Discovery of a novel fluorescent HSP90 inhibitor and its anti-lung cancer effect

A series of novel fluorescent pyrazoline coumarin derivatives were synthesized. From them, we screened a compound possessing strong growth inhibitory effects on lung cancer cells. By taking advantage of fluorescence combined with LC-MS/MS and chemoinformatics technique, we successfully identified HSP90 as the target of the compound.

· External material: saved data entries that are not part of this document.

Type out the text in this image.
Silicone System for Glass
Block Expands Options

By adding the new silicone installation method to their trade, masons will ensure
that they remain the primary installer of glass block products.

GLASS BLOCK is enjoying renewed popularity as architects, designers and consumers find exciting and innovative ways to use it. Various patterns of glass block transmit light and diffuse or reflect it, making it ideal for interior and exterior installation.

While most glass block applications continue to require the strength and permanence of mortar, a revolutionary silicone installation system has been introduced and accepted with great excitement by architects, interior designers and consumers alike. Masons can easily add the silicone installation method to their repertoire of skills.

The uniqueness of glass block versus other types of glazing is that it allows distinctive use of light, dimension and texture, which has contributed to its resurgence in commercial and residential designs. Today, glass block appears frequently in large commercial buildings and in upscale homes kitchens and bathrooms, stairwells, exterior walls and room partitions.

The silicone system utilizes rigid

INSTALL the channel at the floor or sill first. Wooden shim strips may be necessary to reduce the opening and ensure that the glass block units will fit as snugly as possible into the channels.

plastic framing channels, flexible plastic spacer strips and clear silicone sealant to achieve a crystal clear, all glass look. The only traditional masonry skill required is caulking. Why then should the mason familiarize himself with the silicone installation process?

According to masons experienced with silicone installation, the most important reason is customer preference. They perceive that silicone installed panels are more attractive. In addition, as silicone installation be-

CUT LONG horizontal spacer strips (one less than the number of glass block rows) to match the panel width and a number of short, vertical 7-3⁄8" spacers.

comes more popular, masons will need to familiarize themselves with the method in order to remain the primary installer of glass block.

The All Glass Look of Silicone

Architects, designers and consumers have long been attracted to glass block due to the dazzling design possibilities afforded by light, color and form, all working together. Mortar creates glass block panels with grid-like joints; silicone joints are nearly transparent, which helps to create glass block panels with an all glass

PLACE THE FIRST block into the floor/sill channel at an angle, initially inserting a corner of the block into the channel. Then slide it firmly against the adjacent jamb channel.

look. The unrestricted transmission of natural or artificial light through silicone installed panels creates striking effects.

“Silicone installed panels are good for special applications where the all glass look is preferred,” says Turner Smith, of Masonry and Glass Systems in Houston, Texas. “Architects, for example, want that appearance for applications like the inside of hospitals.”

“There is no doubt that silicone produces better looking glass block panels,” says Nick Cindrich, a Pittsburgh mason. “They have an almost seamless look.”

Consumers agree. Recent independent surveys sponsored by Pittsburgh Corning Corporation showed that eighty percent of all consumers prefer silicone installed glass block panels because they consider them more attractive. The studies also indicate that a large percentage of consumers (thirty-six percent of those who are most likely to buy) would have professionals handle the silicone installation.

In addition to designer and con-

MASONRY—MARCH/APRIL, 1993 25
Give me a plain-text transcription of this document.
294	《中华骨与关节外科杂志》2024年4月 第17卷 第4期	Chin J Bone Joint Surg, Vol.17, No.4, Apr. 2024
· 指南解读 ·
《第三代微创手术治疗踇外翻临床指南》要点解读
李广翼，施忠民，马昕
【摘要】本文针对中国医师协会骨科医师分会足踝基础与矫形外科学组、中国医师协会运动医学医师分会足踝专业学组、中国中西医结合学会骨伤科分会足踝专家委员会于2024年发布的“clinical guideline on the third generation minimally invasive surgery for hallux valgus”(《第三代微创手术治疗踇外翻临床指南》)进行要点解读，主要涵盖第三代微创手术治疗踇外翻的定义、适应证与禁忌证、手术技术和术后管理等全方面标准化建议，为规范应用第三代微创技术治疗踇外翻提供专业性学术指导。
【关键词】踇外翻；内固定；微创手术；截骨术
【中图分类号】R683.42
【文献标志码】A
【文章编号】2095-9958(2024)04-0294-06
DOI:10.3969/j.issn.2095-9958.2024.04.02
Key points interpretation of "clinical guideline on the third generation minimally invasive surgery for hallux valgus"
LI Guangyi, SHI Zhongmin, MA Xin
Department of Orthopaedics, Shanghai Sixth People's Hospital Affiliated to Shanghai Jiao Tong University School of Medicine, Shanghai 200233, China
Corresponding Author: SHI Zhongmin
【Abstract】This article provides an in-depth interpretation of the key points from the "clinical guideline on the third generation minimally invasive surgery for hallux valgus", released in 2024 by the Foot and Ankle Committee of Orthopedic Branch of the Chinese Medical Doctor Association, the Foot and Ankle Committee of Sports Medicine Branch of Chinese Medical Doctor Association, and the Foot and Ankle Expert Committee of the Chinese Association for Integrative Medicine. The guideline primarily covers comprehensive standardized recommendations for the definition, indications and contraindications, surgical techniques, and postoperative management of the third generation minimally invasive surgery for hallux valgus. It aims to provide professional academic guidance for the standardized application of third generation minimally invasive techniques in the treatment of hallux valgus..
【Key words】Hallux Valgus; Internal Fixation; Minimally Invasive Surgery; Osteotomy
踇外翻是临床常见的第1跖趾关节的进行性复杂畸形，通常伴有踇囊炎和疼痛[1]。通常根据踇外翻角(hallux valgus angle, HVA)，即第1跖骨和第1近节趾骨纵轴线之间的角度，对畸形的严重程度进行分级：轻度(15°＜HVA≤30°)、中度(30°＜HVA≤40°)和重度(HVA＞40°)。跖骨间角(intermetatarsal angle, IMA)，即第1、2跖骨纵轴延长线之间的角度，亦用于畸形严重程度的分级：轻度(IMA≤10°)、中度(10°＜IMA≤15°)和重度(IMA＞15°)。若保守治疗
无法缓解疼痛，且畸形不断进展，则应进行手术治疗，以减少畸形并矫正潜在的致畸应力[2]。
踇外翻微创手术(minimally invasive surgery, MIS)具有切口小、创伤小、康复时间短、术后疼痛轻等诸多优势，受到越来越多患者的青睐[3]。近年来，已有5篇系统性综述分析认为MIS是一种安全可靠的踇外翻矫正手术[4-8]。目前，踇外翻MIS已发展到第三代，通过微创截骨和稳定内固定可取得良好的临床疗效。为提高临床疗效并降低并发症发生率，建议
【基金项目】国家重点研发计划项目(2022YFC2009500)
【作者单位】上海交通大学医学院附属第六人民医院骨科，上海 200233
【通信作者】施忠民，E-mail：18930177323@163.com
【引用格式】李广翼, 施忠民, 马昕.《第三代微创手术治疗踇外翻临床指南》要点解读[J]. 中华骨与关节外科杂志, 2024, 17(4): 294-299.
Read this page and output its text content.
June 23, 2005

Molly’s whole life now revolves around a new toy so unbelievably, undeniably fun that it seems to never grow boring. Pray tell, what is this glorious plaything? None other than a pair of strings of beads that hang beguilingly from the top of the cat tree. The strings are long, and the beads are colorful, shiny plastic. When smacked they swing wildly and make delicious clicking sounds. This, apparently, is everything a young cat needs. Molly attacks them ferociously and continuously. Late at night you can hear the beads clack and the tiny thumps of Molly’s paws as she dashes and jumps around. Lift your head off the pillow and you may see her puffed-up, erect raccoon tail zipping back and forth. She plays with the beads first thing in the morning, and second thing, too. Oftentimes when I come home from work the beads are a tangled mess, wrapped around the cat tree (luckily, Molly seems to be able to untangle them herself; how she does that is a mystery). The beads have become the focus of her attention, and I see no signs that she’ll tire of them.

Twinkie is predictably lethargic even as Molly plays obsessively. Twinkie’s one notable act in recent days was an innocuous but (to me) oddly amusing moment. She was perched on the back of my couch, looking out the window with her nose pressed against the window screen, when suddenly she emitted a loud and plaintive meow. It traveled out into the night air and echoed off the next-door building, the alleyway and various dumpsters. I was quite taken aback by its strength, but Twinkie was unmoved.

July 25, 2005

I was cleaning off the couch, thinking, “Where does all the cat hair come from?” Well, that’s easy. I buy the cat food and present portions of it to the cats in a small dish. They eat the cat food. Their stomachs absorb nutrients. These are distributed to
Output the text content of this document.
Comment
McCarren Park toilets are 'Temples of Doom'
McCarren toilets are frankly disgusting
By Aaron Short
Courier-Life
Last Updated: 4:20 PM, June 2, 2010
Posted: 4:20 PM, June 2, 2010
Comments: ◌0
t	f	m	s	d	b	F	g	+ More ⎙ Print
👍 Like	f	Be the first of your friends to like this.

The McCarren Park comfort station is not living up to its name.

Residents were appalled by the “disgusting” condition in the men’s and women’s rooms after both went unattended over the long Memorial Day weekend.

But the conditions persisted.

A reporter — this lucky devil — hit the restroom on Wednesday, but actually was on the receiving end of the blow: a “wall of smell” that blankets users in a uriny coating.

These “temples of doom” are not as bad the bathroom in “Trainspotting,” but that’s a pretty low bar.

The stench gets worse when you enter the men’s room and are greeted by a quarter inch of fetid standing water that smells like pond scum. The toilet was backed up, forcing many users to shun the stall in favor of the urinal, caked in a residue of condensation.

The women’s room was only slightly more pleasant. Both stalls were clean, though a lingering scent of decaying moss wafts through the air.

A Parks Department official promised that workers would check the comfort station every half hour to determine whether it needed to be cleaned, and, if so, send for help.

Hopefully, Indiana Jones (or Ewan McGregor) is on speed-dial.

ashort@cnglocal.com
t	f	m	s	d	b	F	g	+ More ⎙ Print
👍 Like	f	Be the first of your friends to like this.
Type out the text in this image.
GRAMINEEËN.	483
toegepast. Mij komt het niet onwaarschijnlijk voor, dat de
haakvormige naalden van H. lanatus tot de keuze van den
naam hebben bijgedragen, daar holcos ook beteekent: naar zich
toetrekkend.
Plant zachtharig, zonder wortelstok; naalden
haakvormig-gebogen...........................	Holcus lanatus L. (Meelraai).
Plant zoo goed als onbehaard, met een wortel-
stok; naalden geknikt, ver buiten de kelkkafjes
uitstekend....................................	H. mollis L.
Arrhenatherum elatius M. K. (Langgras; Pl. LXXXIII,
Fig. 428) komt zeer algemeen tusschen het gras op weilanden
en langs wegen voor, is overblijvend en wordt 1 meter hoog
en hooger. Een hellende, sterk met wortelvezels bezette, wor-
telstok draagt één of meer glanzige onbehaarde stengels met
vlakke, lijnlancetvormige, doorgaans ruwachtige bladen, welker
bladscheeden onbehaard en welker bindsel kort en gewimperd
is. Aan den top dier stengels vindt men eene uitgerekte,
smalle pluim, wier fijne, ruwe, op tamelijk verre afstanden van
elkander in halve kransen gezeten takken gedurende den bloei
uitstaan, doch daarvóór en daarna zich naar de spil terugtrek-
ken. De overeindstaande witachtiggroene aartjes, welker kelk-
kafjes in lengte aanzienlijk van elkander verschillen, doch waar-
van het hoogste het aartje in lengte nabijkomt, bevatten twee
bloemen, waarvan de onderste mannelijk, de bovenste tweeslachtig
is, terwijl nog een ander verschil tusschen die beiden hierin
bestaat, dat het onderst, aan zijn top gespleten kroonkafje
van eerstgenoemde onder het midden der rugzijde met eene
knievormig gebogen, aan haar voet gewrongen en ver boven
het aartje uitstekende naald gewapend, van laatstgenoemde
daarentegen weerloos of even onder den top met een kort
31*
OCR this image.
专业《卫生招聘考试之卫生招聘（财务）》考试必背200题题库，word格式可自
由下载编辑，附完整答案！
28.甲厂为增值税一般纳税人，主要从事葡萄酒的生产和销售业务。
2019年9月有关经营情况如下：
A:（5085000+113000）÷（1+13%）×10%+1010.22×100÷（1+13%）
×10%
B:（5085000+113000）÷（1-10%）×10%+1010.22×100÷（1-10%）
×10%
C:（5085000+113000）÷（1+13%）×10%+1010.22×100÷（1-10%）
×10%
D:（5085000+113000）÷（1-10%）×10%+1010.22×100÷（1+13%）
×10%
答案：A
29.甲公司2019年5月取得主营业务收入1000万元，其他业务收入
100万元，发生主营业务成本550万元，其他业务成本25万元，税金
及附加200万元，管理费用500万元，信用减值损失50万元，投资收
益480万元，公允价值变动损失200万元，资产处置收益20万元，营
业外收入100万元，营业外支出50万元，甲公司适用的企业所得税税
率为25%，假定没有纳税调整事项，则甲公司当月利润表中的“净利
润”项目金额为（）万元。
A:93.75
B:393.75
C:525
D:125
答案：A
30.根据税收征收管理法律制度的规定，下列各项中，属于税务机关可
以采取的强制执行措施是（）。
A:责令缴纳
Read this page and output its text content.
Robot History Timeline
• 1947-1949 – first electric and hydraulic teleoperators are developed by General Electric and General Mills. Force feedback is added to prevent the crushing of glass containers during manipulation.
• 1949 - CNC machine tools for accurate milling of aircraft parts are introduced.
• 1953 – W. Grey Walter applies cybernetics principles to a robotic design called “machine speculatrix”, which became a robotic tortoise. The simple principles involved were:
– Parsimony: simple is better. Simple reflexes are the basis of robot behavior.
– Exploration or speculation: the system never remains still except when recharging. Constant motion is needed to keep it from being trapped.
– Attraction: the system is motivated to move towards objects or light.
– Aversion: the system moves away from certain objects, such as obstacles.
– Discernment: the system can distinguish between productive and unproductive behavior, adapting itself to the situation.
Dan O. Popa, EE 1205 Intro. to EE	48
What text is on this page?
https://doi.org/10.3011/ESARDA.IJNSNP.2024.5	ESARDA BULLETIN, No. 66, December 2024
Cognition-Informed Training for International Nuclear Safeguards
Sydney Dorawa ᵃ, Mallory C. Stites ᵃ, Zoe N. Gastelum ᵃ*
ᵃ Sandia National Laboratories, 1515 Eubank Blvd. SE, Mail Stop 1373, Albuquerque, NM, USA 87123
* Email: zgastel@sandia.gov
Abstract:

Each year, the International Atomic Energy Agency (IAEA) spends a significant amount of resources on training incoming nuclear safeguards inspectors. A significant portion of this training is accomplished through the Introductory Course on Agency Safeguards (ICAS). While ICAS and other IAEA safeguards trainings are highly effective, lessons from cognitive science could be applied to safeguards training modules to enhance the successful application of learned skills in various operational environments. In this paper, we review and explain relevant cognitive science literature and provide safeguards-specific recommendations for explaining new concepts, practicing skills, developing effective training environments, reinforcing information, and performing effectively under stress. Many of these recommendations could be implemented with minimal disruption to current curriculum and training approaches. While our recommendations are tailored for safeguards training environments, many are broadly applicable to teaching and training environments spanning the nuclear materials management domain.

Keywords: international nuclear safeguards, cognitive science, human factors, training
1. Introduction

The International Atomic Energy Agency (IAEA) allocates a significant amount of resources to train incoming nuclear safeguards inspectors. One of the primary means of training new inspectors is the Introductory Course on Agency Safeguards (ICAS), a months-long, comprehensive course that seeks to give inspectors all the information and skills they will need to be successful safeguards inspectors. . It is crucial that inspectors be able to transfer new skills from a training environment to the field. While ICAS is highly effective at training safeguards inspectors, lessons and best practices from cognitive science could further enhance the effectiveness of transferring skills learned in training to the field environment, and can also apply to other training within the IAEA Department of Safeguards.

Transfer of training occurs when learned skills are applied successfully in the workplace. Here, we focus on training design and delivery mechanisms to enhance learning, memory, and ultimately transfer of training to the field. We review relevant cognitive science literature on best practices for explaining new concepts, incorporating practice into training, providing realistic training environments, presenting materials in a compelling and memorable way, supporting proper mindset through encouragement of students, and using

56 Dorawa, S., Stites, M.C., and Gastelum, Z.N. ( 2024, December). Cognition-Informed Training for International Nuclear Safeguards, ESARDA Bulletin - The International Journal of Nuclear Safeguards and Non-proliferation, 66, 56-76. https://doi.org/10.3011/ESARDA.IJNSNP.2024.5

Discovery of novel HSP90 inhibitors that induced apoptosis and impaired autophagic flux in A549 lung cancer cells

Heat shock protein 90 (HSP90) inhibition has aroused increasing enthusiasm in antitumor strategies in recent years. According to our previous studies, we synthesized a series of coumarin pyrazoline compounds HCP1-HCP6 that might be HSP90 inhibitors. Interactions between HCP1-HCP6 and HSP90 were examined and antitumor activities of them were investigated in A549 lung cancer cells. Results showed that all the six derivatives could interact with HSP90, in which HCP1 exhibited the best binding ability and inhibited the activity of HSP90. Meanwhile, HCP1-HCP6 reduced the cell viability of A549 cells and HCP1 possessed the lowest IC50 value. Above all HCP1 exerted better HSP90 inhibitory and anticancer effects than our initially identified HSP90 inhibitor DPB. As to the underlying mechanism, HCP1-HCP6 not only induced apoptosis as DPB but also blocked autophagic flux in A549 cells. Therefore, we discovered a novel HSP90 inhibitor HCP1 that had better biological activity and provided us a useful tool to explore the underlying mechanism of lung cancer therapy.